In order to reach that sixth sense, we learn from the word Hinneni, we must first master the original five senses, getting to know ourselves in our literal, physical states and eventually learning how to get beyond that limited world to the miraculous world that lies above and beyond.
The Heh card comes to you at moments of transition and significant personal growth. You may be moving from one phase of your life into another, reaching a certain landmark age or accomplishment, or simply be in the process of maturation and deepening. You’ve gone as far as you can go according to your limited physical understanding of one phase, and you’re on the brink of developing your own sixth sense.

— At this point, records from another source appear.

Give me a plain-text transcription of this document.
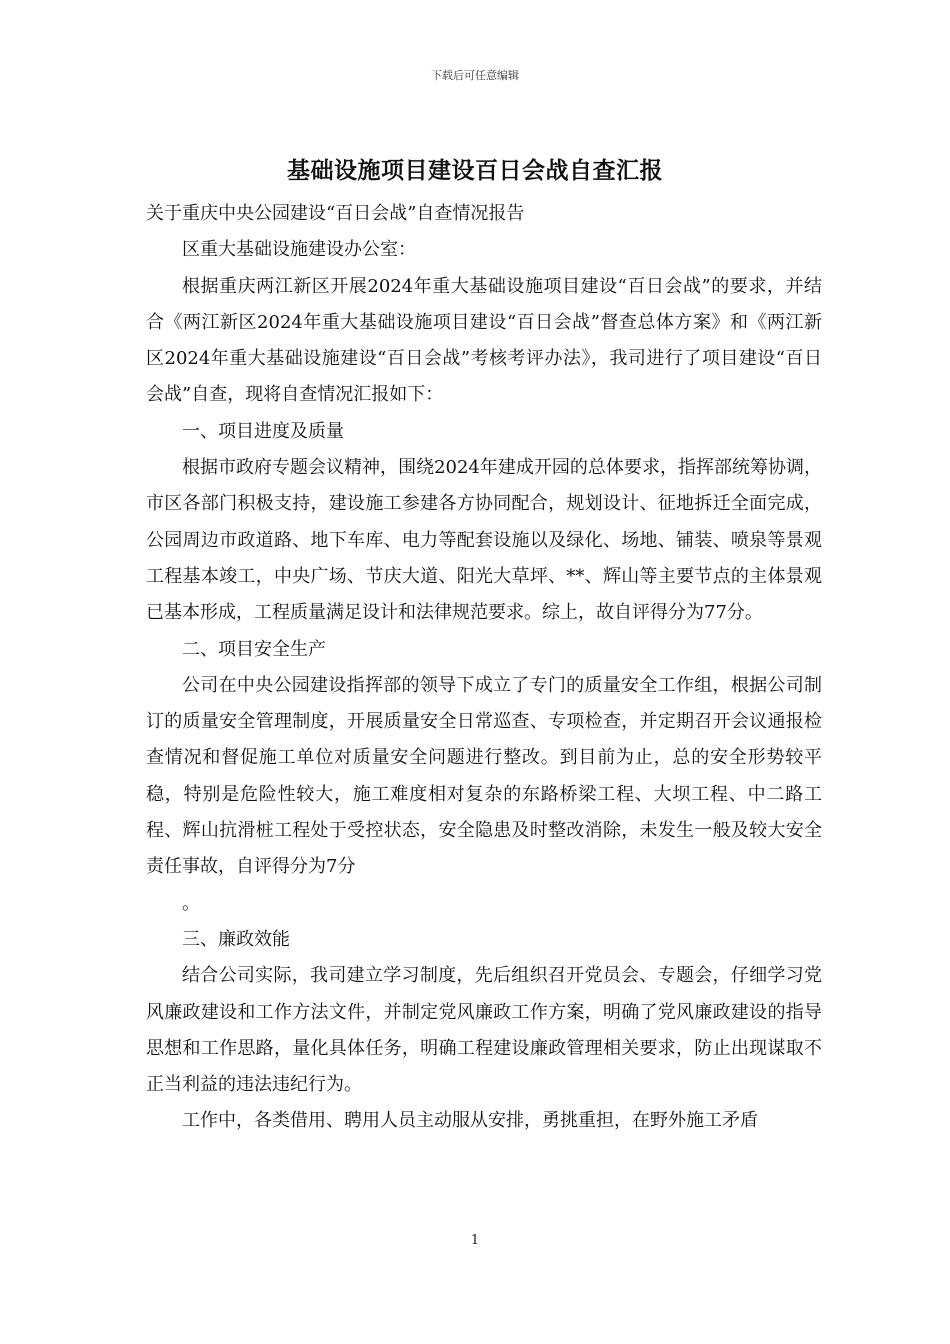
下载后可任意编辑
基础设施项目建设百日会战自查汇报

关于重庆中央公园建设“百日会战”自查情况报告

区重大基础设施建设办公室：

根据重庆两江新区开展2024年重大基础设施项目建设“百日会战”的要求，并结合《两江新区2024年重大基础设施项目建设“百日会战”督查总体方案》和《两江新区2024年重大基础设施建设“百日会战”考核考评办法》，我司进行了项目建设“百日会战”自查，现将自查情况汇报如下：

一、项目进度及质量

根据市政府专题会议精神，围绕2024年建成开园的总体要求，指挥部统筹协调，市区各部门积极支持，建设施工参建各方协同配合，规划设计、征地拆迁全面完成，公园周边市政道路、地下车库、电力等配套设施以及绿化、场地、铺装、喷泉等景观工程基本竣工，中央广场、节庆大道、阳光大草坪、**、辉山等主要节点的主体景观已基本形成，工程质量满足设计和法律规范要求。综上，故自评得分为77分。

二、项目安全生产

公司在中央公园建设指挥部的领导下成立了专门的质量安全工作组，根据公司制订的质量安全管理制度，开展质量安全日常巡查、专项检查，并定期召开会议通报检查情况和督促施工单位对质量安全问题进行整改。到目前为止，总的安全形势较平稳，特别是危险性较大，施工难度相对复杂的东路桥梁工程、大坝工程、中二路工程、辉山抗滑桩工程处于受控状态，安全隐患及时整改消除，未发生一般及较大安全责任事故，自评得分为7分

。

三、廉政效能

结合公司实际，我司建立学习制度，先后组织召开党员会、专题会，仔细学习党风廉政建设和工作方法文件，并制定党风廉政工作方案，明确了党风廉政建设的指导思想和工作思路，量化具体任务，明确工程建设廉政管理相关要求，防止出现谋取不正当利益的违法违纪行为。

工作中，各类借用、聘用人员主动服从安排，勇挑重担，在野外施工矛盾

1
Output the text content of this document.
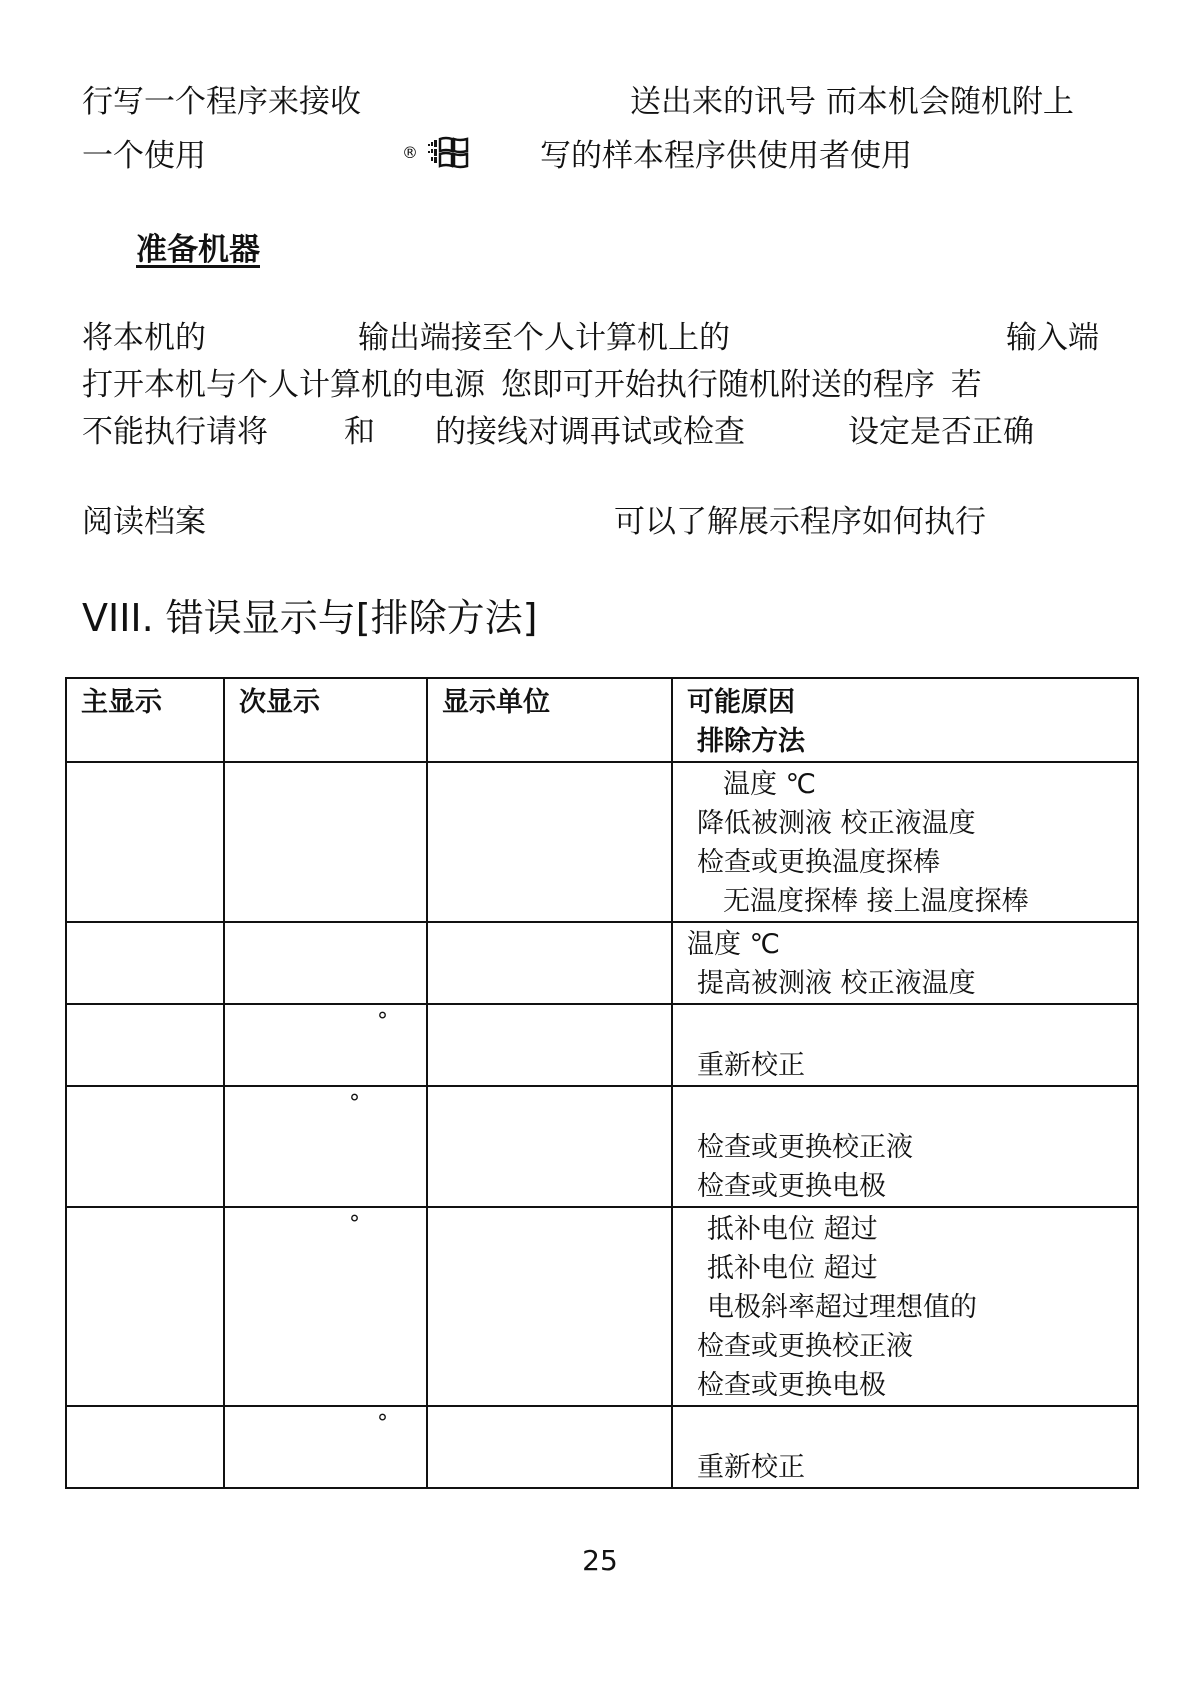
行写一个程序来接收	送出来的讯号 而本机会随机附上
一个使用	®	写的样本程序供使用者使用
准备机器
将本机的	输出端接至个人计算机上的	输入端
打开本机与个人计算机的电源 您即可开始执行随机附送的程序 若
不能执行请将 和 的接线对调再试或检查	设定是否正确
阅读档案	可以了解展示程序如何执行
VIII. 错误显示与[排除方法]
主显示	次显示	显示单位	可能原因
排除方法

			温度 ℃
降低被测液 校正液温度
检查或更换温度探棒
无温度探棒 接上温度探棒

			温度 ℃
提高被测液 校正液温度

	°		重新校正

	°		检查或更换校正液
检查或更换电极

	°		抵补电位 超过
抵补电位 超过
电极斜率超过理想值的
检查或更换校正液
检查或更换电极

	°		重新校正
25
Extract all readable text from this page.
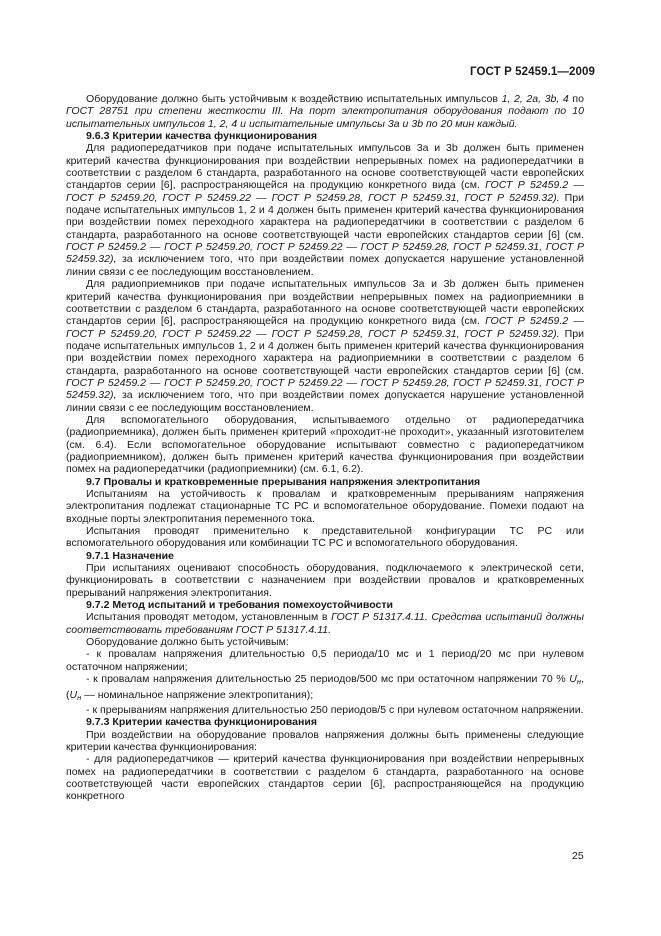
ГОСТ Р 52459.1—2009

Оборудование должно быть устойчивым к воздействию испытательных импульсов 1, 2, 2a, 3b, 4 по ГОСТ 28751 при степени жесткости III. На порт электропитания оборудования подают по 10 испытательных импульсов 1, 2, 4 и испытательные импульсы 3a и 3b по 20 мин каждый.

9.6.3 Критерии качества функционирования

Для радиопередатчиков при подаче испытательных импульсов 3a и 3b должен быть применен критерий качества функционирования при воздействии непрерывных помех на радиопередатчики в соответствии с разделом 6 стандарта, разработанного на основе соответствующей части европейских стандартов серии [6], распространяющейся на продукцию конкретного вида (см. ГОСТ Р 52459.2 — ГОСТ Р 52459.20, ГОСТ Р 52459.22 — ГОСТ Р 52459.28, ГОСТ Р 52459.31, ГОСТ Р 52459.32). При подаче испытательных импульсов 1, 2 и 4 должен быть применен критерий качества функционирования при воздействии помех переходного характера на радиопередатчики в соответствии с разделом 6 стандарта, разработанного на основе соответствующей части европейских стандартов серии [6] (см. ГОСТ Р 52459.2 — ГОСТ Р 52459.20, ГОСТ Р 52459.22 — ГОСТ Р 52459.28, ГОСТ Р 52459.31, ГОСТ Р 52459.32), за исключением того, что при воздействии помех допускается нарушение установленной линии связи с ее последующим восстановлением.

Для радиоприемников при подаче испытательных импульсов 3a и 3b должен быть применен критерий качества функционирования при воздействии непрерывных помех на радиоприемники в соответствии с разделом 6 стандарта, разработанного на основе соответствующей части европейских стандартов серии [6], распространяющейся на продукцию конкретного вида (см. ГОСТ Р 52459.2 — ГОСТ Р 52459.20, ГОСТ Р 52459.22 — ГОСТ Р 52459.28, ГОСТ Р 52459.31, ГОСТ Р 52459.32). При подаче испытательных импульсов 1, 2 и 4 должен быть применен критерий качества функционирования при воздействии помех переходного характера на радиоприемники в соответствии с разделом 6 стандарта, разработанного на основе соответствующей части европейских стандартов серии [6] (см. ГОСТ Р 52459.2 — ГОСТ Р 52459.20, ГОСТ Р 52459.22 — ГОСТ Р 52459.28, ГОСТ Р 52459.31, ГОСТ Р 52459.32), за исключением того, что при воздействии помех допускается нарушение установленной линии связи с ее последующим восстановлением.

Для вспомогательного оборудования, испытываемого отдельно от радиопередатчика (радиоприемника), должен быть применен критерий «проходит-не проходит», указанный изготовителем (см. 6.4). Если вспомогательное оборудование испытывают совместно с радиопередатчиком (радиоприемником), должен быть применен критерий качества функционирования при воздействии помех на радиопередатчики (радиоприемники) (см. 6.1, 6.2).

9.7 Провалы и кратковременные прерывания напряжения электропитания

Испытаниям на устойчивость к провалам и кратковременным прерываниям напряжения электропитания подлежат стационарные ТС РС и вспомогательное оборудование. Помехи подают на входные порты электропитания переменного тока.

Испытания проводят применительно к представительной конфигурации ТС РС или вспомогательного оборудования или комбинации ТС РС и вспомогательного оборудования.

9.7.1 Назначение

При испытаниях оценивают способность оборудования, подключаемого к электрической сети, функционировать в соответствии с назначением при воздействии провалов и кратковременных прерываний напряжения электропитания.

9.7.2 Метод испытаний и требования помехоустойчивости

Испытания проводят методом, установленным в ГОСТ Р 51317.4.11. Средства испытаний должны соответствовать требованиям ГОСТ Р 51317.4.11.

Оборудование должно быть устойчивым:

- к провалам напряжения длительностью 0,5 периода/10 мс и 1 период/20 мс при нулевом остаточном напряжении;

- к провалам напряжения длительностью 25 периодов/500 мс при остаточном напряжении 70 % $U_н$, ($U_н$ — номинальное напряжение электропитания);

- к прерываниям напряжения длительностью 250 периодов/5 с при нулевом остаточном напряжении.

9.7.3 Критерии качества функционирования

При воздействии на оборудование провалов напряжения должны быть применены следующие критерии качества функционирования:

- для радиопередатчиков — критерий качества функционирования при воздействии непрерывных помех на радиопередатчики в соответствии с разделом 6 стандарта, разработанного на основе соответствующей части европейских стандартов серии [6], распространяющейся на продукцию конкретного

25
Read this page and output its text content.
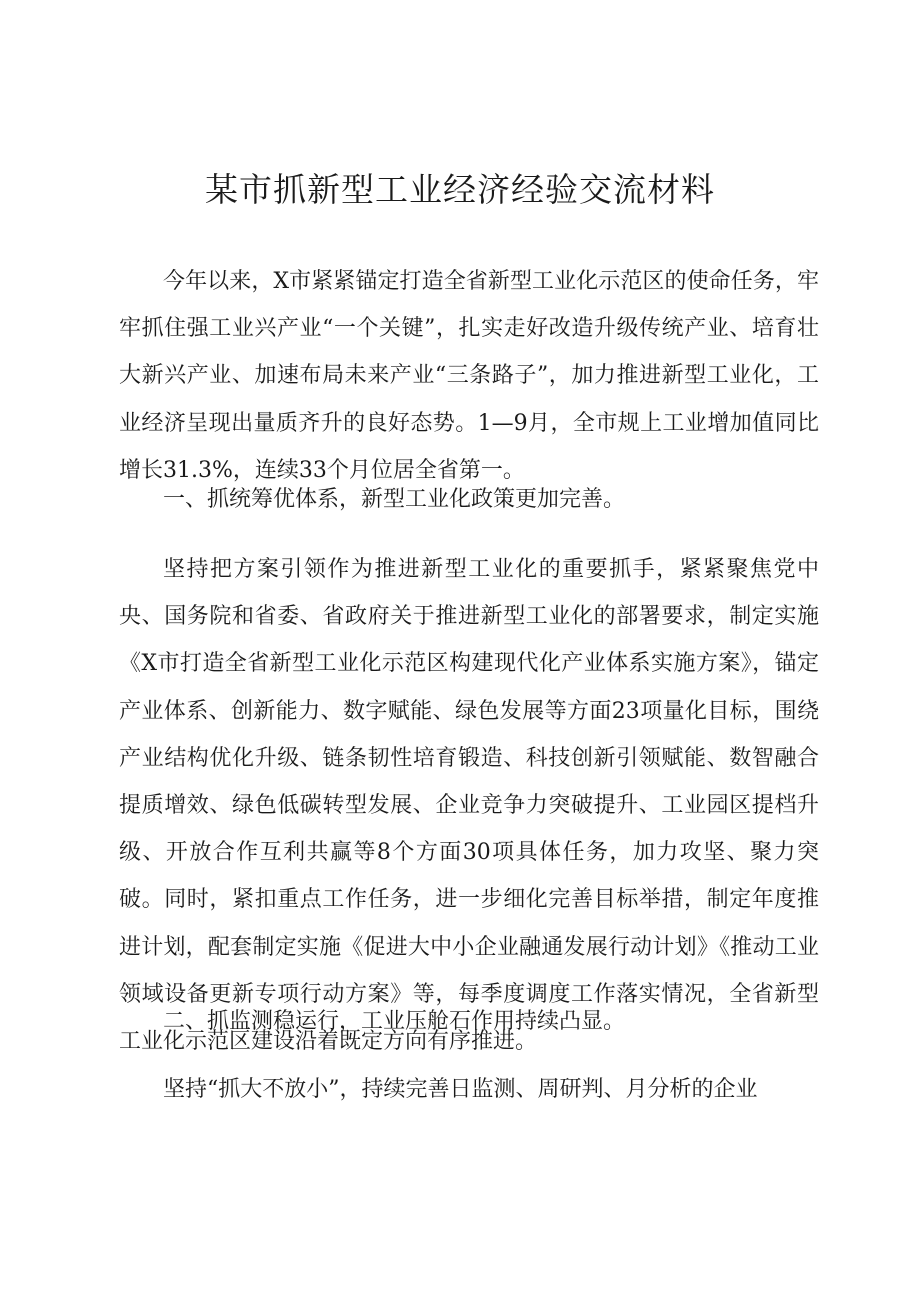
某市抓新型工业经济经验交流材料

今年以来，X市紧紧锚定打造全省新型工业化示范区的使命任务，牢牢抓住强工业兴产业“一个关键”，扎实走好改造升级传统产业、培育壮大新兴产业、加速布局未来产业“三条路子”，加力推进新型工业化，工业经济呈现出量质齐升的良好态势。1—9月，全市规上工业增加值同比增长31.3%，连续33个月位居全省第一。

一、抓统筹优体系，新型工业化政策更加完善。

坚持把方案引领作为推进新型工业化的重要抓手，紧紧聚焦党中央、国务院和省委、省政府关于推进新型工业化的部署要求，制定实施《X市打造全省新型工业化示范区构建现代化产业体系实施方案》，锚定产业体系、创新能力、数字赋能、绿色发展等方面23项量化目标，围绕产业结构优化升级、链条韧性培育锻造、科技创新引领赋能、数智融合提质增效、绿色低碳转型发展、企业竞争力突破提升、工业园区提档升级、开放合作互利共赢等8个方面30项具体任务，加力攻坚、聚力突破。同时，紧扣重点工作任务，进一步细化完善目标举措，制定年度推进计划，配套制定实施《促进大中小企业融通发展行动计划》《推动工业领域设备更新专项行动方案》等，每季度调度工作落实情况，全省新型工业化示范区建设沿着既定方向有序推进。

二、抓监测稳运行，工业压舱石作用持续凸显。

坚持“抓大不放小”，持续完善日监测、周研判、月分析的企业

Take the time to understand where you’ve been and how your whole life has brought you to this point in time and place in the world. Nothing is accidental—after all, the same mountain on which Moses sees the burning bush is the same place where Abraham bound Isaac and where the Torah was given. So don’t take even the slightest details for granted.
Know that by answering the call, by being present in the moment of transition and being able to say “Hinneni”, you’re accomplishing more than you ever have before.